All the Gods in the Heavens had heard of Shiva's conflict with the boy. The gods and their armies assembled to assist Shiva.

Brahma, the god of creation, spoke of peaceful solution. "He is just a boy," he said. "Let me talk to him." But when Brahma tried to talk, the boy chased him off.

When Shiva saw how the boy treated Brahma he became extremely upset.

He stood up and addressed the troops. "Man your weapons! The boy has given us no choice but to fight!"

And so the battle continued with the boy successfully defending his mother's house.

Parvati was furious.

"Why Shiva?!?" She cried, "Why would you go to such lengths rather that simply ask permission to enter? Why would you bring so many great warriors to get rid of one small boy?"

Parvati focused all her anger to create two powerful warrior goddesses and ordered them to go help her son.
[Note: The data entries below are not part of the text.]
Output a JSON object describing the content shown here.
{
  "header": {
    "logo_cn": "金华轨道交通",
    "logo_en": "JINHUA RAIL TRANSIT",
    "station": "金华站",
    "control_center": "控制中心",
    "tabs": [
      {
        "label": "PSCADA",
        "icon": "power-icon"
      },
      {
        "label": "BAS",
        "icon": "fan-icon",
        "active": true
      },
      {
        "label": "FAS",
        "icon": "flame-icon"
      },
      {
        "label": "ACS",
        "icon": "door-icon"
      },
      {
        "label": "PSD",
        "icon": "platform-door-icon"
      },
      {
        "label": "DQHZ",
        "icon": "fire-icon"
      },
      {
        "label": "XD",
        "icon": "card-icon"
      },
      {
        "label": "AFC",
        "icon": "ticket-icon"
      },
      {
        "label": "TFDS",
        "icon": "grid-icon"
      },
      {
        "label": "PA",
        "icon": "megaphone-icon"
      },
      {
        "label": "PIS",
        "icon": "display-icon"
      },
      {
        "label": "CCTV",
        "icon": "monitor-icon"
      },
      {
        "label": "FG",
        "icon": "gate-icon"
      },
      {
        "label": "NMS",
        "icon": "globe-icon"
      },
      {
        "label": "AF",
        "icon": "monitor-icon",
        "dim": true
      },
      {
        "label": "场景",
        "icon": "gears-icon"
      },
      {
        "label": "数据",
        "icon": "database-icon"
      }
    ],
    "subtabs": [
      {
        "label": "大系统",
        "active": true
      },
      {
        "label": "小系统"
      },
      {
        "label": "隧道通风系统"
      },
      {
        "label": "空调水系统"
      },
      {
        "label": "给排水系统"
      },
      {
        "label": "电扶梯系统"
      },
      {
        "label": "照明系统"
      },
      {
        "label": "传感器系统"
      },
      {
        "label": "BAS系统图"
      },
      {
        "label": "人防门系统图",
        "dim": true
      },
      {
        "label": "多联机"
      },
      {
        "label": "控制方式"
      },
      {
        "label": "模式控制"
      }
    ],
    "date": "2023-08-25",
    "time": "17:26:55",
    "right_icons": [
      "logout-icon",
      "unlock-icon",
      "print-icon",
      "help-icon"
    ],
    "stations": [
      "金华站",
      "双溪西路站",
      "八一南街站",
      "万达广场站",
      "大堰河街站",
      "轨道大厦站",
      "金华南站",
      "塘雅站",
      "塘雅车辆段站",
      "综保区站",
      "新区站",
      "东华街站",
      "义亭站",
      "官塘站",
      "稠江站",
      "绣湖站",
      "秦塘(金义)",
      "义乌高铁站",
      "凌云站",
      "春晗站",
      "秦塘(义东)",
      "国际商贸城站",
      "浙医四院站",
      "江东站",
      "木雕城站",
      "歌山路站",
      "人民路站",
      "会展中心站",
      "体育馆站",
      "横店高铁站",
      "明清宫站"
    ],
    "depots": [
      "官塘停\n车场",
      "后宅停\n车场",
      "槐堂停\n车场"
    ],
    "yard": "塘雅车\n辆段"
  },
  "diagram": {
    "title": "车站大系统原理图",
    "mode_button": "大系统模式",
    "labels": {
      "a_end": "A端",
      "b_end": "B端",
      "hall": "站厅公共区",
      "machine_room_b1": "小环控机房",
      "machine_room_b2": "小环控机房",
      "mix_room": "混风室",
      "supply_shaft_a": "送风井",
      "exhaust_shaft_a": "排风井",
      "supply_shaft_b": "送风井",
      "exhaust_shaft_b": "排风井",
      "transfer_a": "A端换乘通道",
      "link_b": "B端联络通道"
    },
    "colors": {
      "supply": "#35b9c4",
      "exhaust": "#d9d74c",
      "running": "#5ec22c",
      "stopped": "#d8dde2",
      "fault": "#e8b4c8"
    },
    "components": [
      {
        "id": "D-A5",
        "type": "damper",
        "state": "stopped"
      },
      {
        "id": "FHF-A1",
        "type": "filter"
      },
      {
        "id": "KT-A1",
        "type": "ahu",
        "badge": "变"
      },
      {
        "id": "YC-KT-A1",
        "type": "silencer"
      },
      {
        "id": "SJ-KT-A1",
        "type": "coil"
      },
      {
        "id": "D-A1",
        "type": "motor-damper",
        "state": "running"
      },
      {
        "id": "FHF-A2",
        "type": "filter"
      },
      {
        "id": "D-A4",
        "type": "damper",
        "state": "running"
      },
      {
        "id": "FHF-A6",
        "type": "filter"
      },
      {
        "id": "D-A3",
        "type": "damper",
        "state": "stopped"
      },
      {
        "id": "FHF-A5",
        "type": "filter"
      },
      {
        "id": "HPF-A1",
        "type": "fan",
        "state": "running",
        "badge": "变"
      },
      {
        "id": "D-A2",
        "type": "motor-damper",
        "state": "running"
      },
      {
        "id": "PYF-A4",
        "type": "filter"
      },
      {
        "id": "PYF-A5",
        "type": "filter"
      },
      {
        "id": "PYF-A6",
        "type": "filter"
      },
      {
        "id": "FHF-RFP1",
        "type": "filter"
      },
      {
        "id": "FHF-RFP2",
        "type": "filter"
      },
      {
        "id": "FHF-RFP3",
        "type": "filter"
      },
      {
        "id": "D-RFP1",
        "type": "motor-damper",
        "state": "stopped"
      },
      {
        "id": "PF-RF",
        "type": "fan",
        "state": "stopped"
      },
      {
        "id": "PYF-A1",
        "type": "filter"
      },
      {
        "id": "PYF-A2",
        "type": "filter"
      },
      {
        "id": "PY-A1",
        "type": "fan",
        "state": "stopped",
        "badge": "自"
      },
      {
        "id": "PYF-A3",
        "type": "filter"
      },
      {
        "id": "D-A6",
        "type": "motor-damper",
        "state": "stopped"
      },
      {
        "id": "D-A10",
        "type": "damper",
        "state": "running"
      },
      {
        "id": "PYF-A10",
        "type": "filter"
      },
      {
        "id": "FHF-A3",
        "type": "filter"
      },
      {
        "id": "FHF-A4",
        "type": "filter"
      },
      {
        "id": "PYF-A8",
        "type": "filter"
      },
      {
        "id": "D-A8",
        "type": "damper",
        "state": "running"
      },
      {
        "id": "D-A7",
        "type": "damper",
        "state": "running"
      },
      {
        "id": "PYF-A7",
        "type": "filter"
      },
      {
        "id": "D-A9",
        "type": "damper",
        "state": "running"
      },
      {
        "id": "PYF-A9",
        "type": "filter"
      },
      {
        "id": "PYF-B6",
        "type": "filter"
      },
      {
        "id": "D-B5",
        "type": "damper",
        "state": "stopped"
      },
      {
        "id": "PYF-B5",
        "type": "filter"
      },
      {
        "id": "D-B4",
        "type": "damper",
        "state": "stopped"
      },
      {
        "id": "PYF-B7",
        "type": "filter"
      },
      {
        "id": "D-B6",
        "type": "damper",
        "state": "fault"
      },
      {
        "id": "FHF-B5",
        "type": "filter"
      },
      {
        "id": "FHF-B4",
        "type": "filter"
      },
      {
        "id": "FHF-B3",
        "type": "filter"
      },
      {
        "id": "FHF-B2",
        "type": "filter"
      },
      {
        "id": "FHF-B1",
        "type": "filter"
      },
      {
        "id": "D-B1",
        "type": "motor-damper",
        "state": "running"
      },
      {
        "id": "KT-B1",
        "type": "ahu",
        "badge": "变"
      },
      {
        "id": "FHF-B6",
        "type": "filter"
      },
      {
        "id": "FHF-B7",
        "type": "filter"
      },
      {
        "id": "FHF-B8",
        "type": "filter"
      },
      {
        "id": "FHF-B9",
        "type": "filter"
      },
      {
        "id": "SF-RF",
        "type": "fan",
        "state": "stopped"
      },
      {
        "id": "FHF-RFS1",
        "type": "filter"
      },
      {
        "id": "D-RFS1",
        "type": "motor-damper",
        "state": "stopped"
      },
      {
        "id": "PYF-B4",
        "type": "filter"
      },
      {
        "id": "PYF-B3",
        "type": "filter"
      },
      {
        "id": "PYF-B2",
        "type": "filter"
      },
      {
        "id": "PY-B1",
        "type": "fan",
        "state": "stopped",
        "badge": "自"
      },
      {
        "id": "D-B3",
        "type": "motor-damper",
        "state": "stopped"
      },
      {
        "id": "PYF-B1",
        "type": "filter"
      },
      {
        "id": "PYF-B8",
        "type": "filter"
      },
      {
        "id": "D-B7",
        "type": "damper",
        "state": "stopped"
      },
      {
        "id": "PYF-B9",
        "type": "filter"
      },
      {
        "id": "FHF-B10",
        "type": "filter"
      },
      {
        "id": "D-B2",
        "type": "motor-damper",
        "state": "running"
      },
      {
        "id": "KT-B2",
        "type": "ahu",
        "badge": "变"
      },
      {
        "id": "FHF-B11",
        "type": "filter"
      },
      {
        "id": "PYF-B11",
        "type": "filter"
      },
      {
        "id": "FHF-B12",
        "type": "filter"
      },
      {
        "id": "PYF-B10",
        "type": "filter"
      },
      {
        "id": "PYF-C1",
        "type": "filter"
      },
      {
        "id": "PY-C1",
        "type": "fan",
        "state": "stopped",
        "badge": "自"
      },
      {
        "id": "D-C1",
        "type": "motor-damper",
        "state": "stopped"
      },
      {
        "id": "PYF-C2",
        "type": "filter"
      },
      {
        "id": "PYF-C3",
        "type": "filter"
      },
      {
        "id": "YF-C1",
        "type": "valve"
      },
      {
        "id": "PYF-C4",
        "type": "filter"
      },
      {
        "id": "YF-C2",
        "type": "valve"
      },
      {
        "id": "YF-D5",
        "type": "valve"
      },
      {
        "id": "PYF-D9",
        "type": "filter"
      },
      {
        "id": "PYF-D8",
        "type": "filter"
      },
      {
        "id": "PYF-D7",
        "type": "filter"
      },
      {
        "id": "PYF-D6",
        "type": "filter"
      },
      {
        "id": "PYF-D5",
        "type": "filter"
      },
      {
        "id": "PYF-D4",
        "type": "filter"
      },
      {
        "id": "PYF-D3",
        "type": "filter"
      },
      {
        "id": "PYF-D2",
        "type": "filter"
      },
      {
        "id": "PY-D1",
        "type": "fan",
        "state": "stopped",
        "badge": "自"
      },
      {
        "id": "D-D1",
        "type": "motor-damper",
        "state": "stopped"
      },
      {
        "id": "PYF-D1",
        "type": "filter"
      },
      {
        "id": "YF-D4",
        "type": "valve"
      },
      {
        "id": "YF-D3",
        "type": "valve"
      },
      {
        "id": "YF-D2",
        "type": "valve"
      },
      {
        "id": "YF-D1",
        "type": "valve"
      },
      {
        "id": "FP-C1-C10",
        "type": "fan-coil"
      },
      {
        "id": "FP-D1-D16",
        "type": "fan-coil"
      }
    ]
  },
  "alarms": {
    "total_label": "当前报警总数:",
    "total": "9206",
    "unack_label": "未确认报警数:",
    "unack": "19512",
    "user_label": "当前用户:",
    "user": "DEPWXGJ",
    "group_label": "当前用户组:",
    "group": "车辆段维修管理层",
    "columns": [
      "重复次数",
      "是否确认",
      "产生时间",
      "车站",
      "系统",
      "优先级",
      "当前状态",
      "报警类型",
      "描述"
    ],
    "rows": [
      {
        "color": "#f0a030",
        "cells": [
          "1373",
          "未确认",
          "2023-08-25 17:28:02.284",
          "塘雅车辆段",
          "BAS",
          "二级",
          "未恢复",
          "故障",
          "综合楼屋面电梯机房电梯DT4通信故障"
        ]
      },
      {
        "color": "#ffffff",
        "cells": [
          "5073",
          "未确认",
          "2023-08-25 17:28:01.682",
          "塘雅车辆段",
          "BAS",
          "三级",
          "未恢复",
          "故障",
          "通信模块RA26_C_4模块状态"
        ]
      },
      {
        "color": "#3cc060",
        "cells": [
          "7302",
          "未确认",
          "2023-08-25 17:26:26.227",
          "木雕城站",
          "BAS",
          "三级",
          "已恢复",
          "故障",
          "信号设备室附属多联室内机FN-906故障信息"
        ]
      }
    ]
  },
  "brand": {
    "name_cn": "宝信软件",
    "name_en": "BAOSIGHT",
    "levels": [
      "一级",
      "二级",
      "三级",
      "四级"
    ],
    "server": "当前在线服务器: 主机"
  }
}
The goddesses created from Parvati's anger were very powerful. Using their magic they swallowed up the weapons of the soldiers. Most of the men ran away so that only the strongest warriors and gods remained to continue fighting.

Shiva became even more determined to defeat the boy. He turned to Lord Vishnu, the protect of the world, and said, "We must work together to defeat his child. I have a plan."

So carried by his loyal servant Garuda, Vishnu flew down from the sky and engaged the boy in fierce combat.

Seeing his chance, Shiva crept up behind the boy with his golden trident raised...

Shiva threw his weapon and removed the boy's head.

The Heavens rejoiced at Shiva's victory, but Parvati was enraged. The waters of the oceans boiled. The mountains quaked and there were fires and disasters throughout the heavens and Earth.

The gods pleaded with Parvati to stop the destruction and asked how they could make up for her son's death.

"Shiva must bring my son back to life and honor him as a god," she replied.

Shiva agreed to Parvati's conditions.

Since the boy's head could not be found, Shiva sent Nandi and his men to bring back the head of the first animal they saw. Nandi obeyed and a short journey returned with the head of a magnificent white elephant.

Shiva was pleased. He placed the head on the boy's body, gave it his blessings and brought the boy back to life.

In honor of the boy's bravery and courage, Shiva named him Ganesha, leader of the Ganas. Shiva announced to the Heavens and Earth that Ganesha was to be known as the Lord of Beginnings, the Protector of all that is new.